What is Futurism? What isn’t?

When people hear the word “Futurism”, a number of possible associations may spring to mind. One may be prognostication, which is to say secular oracles telling us what they think will or will not happen in the future. Although some of these people are more rigorous than others in adopting an intelligent, evidence-based approach to their studies, the entire endeavour largely ignores the fact that the human ability to predict the future is disintegrating in the face of accelerating technological change.

Alternatively, by “Futurism” people may think that we are talking about the early 20th Century art movement in Italy, some related phenomenon or other precursor to contemporary concerns. As much as such movements and precursors are often very interesting, they are not what we mean by the term. We also don’t mean anything that is so heavily infused with fantasy elements as to have little bearing on the physical reality we actually live in.

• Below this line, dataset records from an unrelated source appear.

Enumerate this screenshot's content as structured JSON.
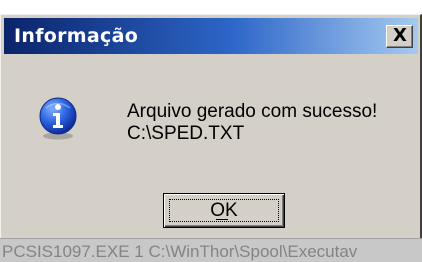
{
  "dialog": {
    "title": "Informação",
    "close_glyph": "X",
    "icon": "info-icon",
    "message_lines": [
      "Arquivo gerado com sucesso!",
      "C:\\SPED.TXT"
    ],
    "ok_button": {
      "label": "OK",
      "mnemonic": "O"
    }
  },
  "statusbar": {
    "text": "PCSIS1097.EXE 1 C:\\WinThor\\Spool\\Executav"
  },
  "colors": {
    "titlebar_start": "#0a246a",
    "titlebar_end": "#a6caf0",
    "dialog_face": "#d4d0c8",
    "info_icon_fill": "#1c4fd0",
    "status_text": "#848484"
  }
}
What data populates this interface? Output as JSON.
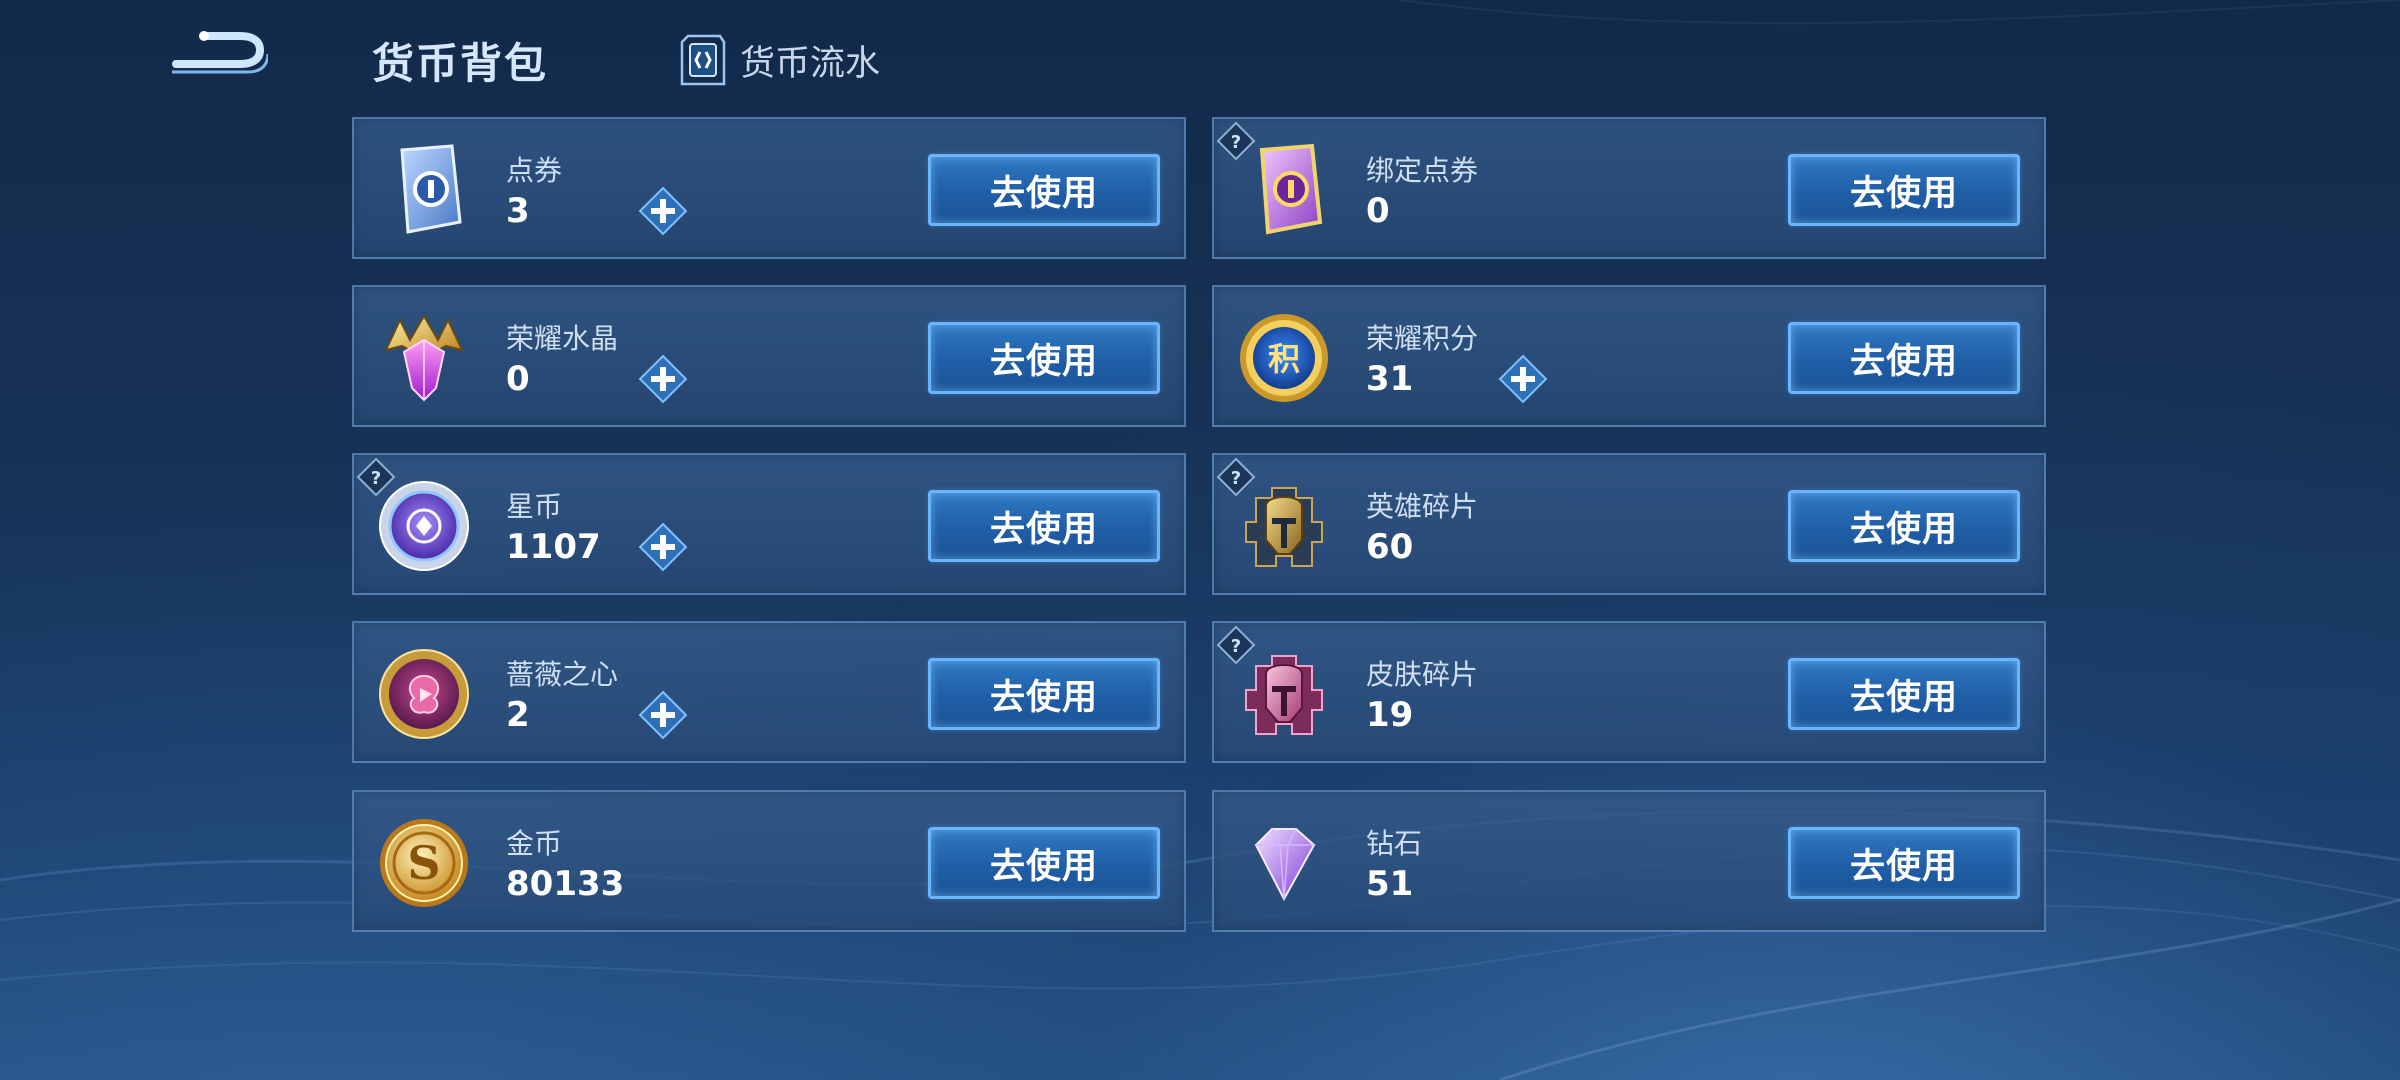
{
  "header": {
    "title": "货币背包",
    "history_tab_label": "货币流水"
  },
  "colors": {
    "accent_blue": "#68b6ff",
    "button_fill": "#1f5ea6",
    "card_bg": "#2f5a8a"
  },
  "items": [
    {
      "name": "点券",
      "value": "3",
      "icon": "coupon-ticket-icon",
      "has_plus": true,
      "has_help": false,
      "button_label": "去使用"
    },
    {
      "name": "绑定点券",
      "value": "0",
      "icon": "bound-coupon-ticket-icon",
      "has_plus": false,
      "has_help": true,
      "button_label": "去使用"
    },
    {
      "name": "荣耀水晶",
      "value": "0",
      "icon": "glory-crystal-icon",
      "has_plus": true,
      "has_help": false,
      "button_label": "去使用"
    },
    {
      "name": "荣耀积分",
      "value": "31",
      "icon": "glory-points-icon",
      "has_plus": true,
      "has_help": false,
      "button_label": "去使用"
    },
    {
      "name": "星币",
      "value": "1107",
      "icon": "star-coin-icon",
      "has_plus": true,
      "has_help": true,
      "button_label": "去使用"
    },
    {
      "name": "英雄碎片",
      "value": "60",
      "icon": "hero-fragment-icon",
      "has_plus": false,
      "has_help": true,
      "button_label": "去使用"
    },
    {
      "name": "蔷薇之心",
      "value": "2",
      "icon": "rose-heart-icon",
      "has_plus": true,
      "has_help": false,
      "button_label": "去使用"
    },
    {
      "name": "皮肤碎片",
      "value": "19",
      "icon": "skin-fragment-icon",
      "has_plus": false,
      "has_help": true,
      "button_label": "去使用"
    },
    {
      "name": "金币",
      "value": "80133",
      "icon": "gold-coin-icon",
      "has_plus": false,
      "has_help": false,
      "button_label": "去使用"
    },
    {
      "name": "钻石",
      "value": "51",
      "icon": "diamond-icon",
      "has_plus": false,
      "has_help": false,
      "button_label": "去使用"
    }
  ]
}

Futurism, as we employ the term here, is a contemporary intellectual, social, and political movement to use technological for positive change. It is a loose and informal nexus of related sub-movements ranging from the philosophical (e.g. Transhumanism, Singularitarianism) to the eminently practical (e.g. Open Source, Cryptocurrency). It is firmly rooted in science and technology at every level, but not limited by the superficial cultural trappings of science

Arts & Culture

Any movement to effect social change will be all the more powerful for employing the latest and most effective technologies, but mass cultural changes also demands messages which will appeal to the culture at large. Art, music, media and social networks of all types naturally trade in the currencies of aesthetics, intuition and habit in lieu of rational decision making, and influence. We Futurists must learn to use these things well, and fast, if we are not to be eclipsed by the various flavours of virulent anti-Enlightenment sentiment that are currently resurgent.

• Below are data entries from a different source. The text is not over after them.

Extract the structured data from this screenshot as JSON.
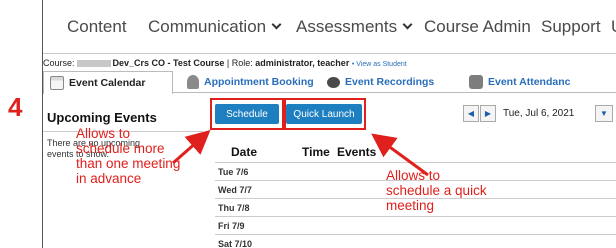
{
  "step_number": "4",
  "navbar": {
    "items": [
      {
        "label": "Content"
      },
      {
        "label": "Communication"
      },
      {
        "label": "Assessments"
      },
      {
        "label": "Course Admin"
      },
      {
        "label": "Support"
      },
      {
        "label": "UM"
      }
    ]
  },
  "course_info": {
    "prefix": "Course:",
    "course_name": "Dev_Crs CO - Test Course",
    "role_prefix": "| Role:",
    "role": "administrator, teacher",
    "view_as": "• View as Student"
  },
  "tabs": [
    {
      "label": "Event Calendar",
      "icon": "calendar-icon"
    },
    {
      "label": "Appointment Booking",
      "icon": "person-icon"
    },
    {
      "label": "Event Recordings",
      "icon": "recording-icon"
    },
    {
      "label": "Event Attendanc",
      "icon": "attendance-icon"
    }
  ],
  "left_panel": {
    "title": "Upcoming Events",
    "empty_text": "There are no upcoming events to show."
  },
  "toolbar": {
    "schedule_label": "Schedule",
    "quick_launch_label": "Quick Launch",
    "date_label": "Tue, Jul 6, 2021"
  },
  "table": {
    "headers": {
      "date": "Date",
      "time": "Time",
      "events": "Events"
    },
    "rows": [
      "Tue 7/6",
      "Wed 7/7",
      "Thu 7/8",
      "Fri 7/9",
      "Sat 7/10"
    ]
  },
  "annotations": {
    "left_note": "Allows to schedule more than one meeting in advance",
    "right_note": "Allows to schedule a quick meeting"
  },
  "colors": {
    "accent": "#e0201c",
    "button": "#1e7fc0",
    "link": "#2a6ebb"
  }
}
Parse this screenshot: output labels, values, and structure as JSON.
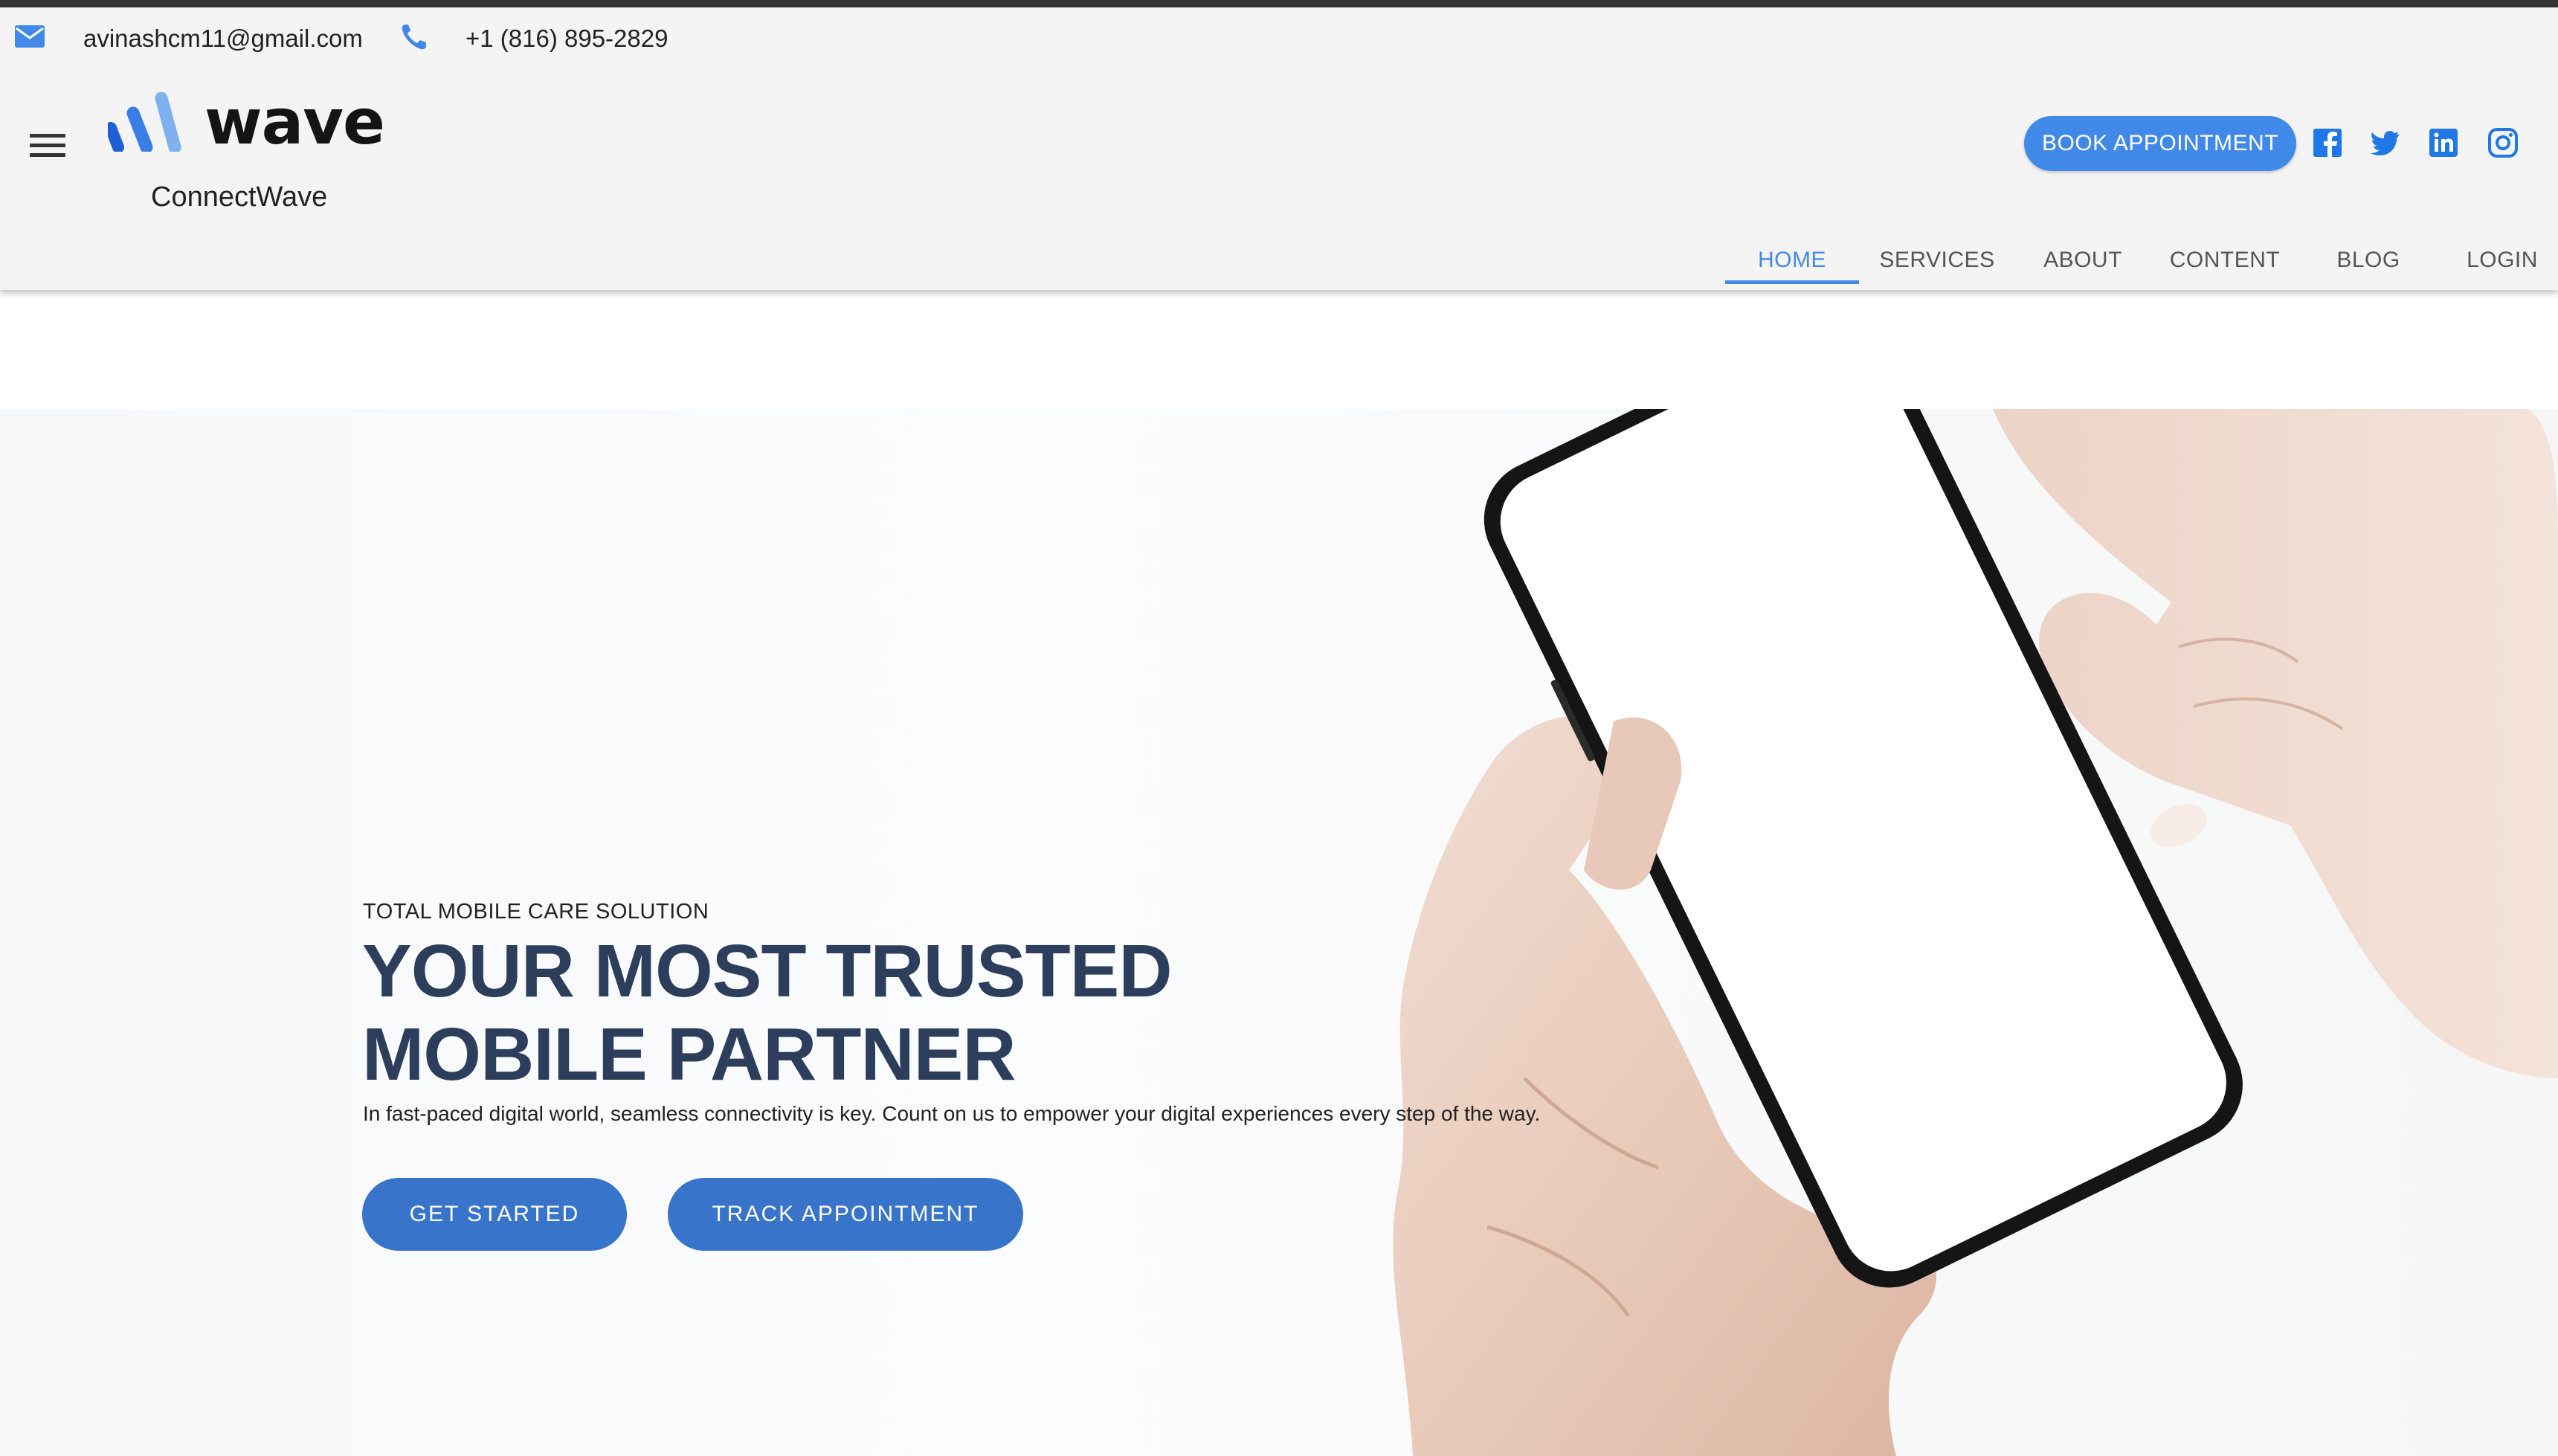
{
  "contact": {
    "email": "avinashcm11@gmail.com",
    "phone": "+1 (816) 895-2829"
  },
  "brand": {
    "logo_text": "wave",
    "name": "ConnectWave"
  },
  "header": {
    "book_label": "BOOK APPOINTMENT",
    "social_icons": [
      "facebook-icon",
      "twitter-icon",
      "linkedin-icon",
      "instagram-icon"
    ]
  },
  "nav": {
    "items": [
      {
        "label": "HOME",
        "active": true
      },
      {
        "label": "SERVICES",
        "active": false
      },
      {
        "label": "ABOUT",
        "active": false
      },
      {
        "label": "CONTENT",
        "active": false
      },
      {
        "label": "BLOG",
        "active": false
      },
      {
        "label": "LOGIN",
        "active": false
      }
    ]
  },
  "hero": {
    "kicker": "TOTAL MOBILE CARE SOLUTION",
    "headline_line1": "YOUR MOST TRUSTED",
    "headline_line2": "MOBILE PARTNER",
    "subtext": "In fast-paced digital world, seamless connectivity is key. Count on us to empower your digital experiences every step of the way.",
    "primary_cta": "GET STARTED",
    "secondary_cta": "TRACK APPOINTMENT"
  },
  "colors": {
    "accent": "#4189e8",
    "cta": "#3874c9",
    "headline": "#2c3e5c"
  }
}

In other words it is all very well and good to prize science and technology over the less rational elements of human culture, but if we can’t turn those elements to our advantage then humanity will miss its one shot at a higher destiny, and we will begin a long, harrowing slide back toward the stone age.

Black Mirrors, Black Celebrations

So… art, music, media and so on sounds obvious enough in the abstract, but what does it look like in practice? If we take a moment to look at the places we most often find futurist themes in modern culture, it is invariably in dark places. That trend most likely started with the cyberpunk literary genre in the 1980s, mirroring the collisions between alternative subculture and electronica in the cases of gothic, electro, and industrial music from then until now.

Online games frequently mirror this dark-futurist aesthetic, which are also increasingly prominent on the screen (from the 1982 movie Blade Runner, through Manga (such as Akira and Ghost in the Shell) and the TechGnostic enthusiasm of 1999-200 beginning with The Matrix, to recent additions such as Mute, Altered Carbon, Blade Runner 2049, and of course the techno-dystopian philosophy of Black Mirror.

In short, there is a huge, readymade audience for the Futurist message, out there. We just have to be ready to go searching for it… in the shadows.